3) Performance is measured using polling
instruments and other types of user feedback. These performance metrics suggest
when a new category policy should be projected.
4) Category policies are archived to allow
record keeping, and trending as well as theme analysis.
Measurement of performance can be carried out using the state gesture
pairing that is essential also to the interface design.
State-gesture pairing can be from the point of view of the computer
Output waiting for the user Input (OI) or from the point of view of the user
(IO). In OI the state of the computer requires that the user initiate a
response (gesture) that is structurally computable. The SLIP IMIDS provides this anchor.
In IO the human presents a state to the computer and the computer
computes a response (gesture). The selection of a gesture by a human is itself
a complex event that can be simulated by the pairing mechanism.
The tri-level concept has three levels, the ultra-structure and
substructure and the middle world. The
middle world is relative to the ultra-structure and substructure. The
substructure is the set of logical atoms.

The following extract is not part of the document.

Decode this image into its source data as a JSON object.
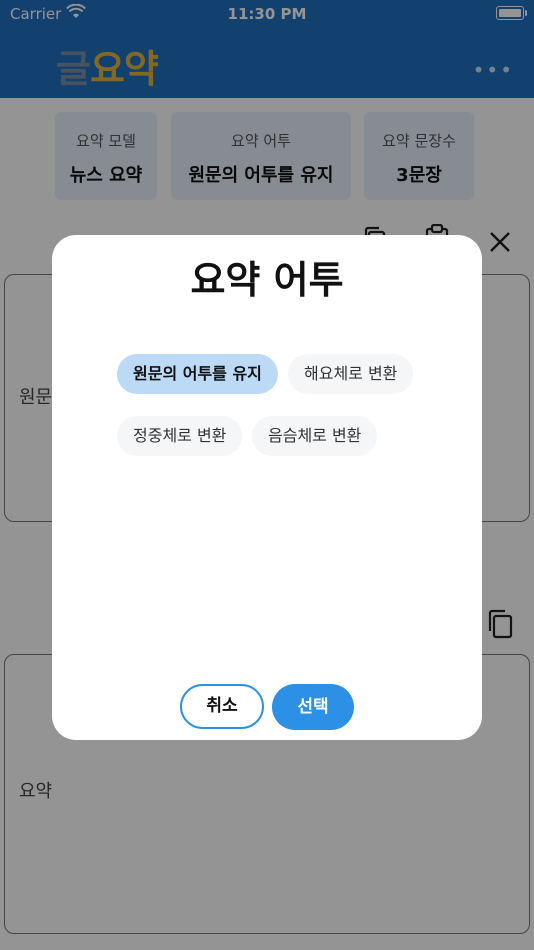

In the SLIP technology these logical atoms are the abstractions that we
have called SLIP atoms.
Human gestures and computer state are linked by a symbol system, as part
of an expression of computational memory and human anticipation. Both of these
two processes are used to create event chemistry. The two processes can be
thought of as aggregation and projection. In fact most machine intelligent
systems employs one of these processes but not both. This is like having an up
but not a down or a down but not an up. One needs both an up and a down to
provide for an analog to human synthesis and interpretation.
The projection from a universal representation of all possible events,
about a specific Universe of Discourse, can be considered as a constraint on an
assembly of logical atoms during the generation of the event chemistry.
Metaphorically, the projection plays the role of a constraining ecosystem
during the life of events controlled by this ecosystem. The logical atoms play
the role of tacit causes of the event. The two processes are only active while
the event is establishing itself as a transient reality, such as a mental
event. Both are producing the exact same state. A measurement between the two
outputs of these complementary processes can be treated as an utility function
and thus jointly create a single pair ( sj, gj ) using
various methods such as min-max optimization or evolutionary computing.
The tri-level architecture allows one to control a pair of processes
that create either states or gestures. The created states are to be regarded as
the consequences of a query or other "retrieval" mechanism. The
pairing is thus completed under the control of human judgment, or can be
simulated using a random number generator or graph theoretic construct such as
Petri nets.
A similar pair of processes will simulate the production of gestures
and is useful in scalability studies and performance testing. These processes
are to be coupled with a decision engine. However, the human gesture response
is required to be a selection of one option from a set of options that are
allowed the user by the voting procedure.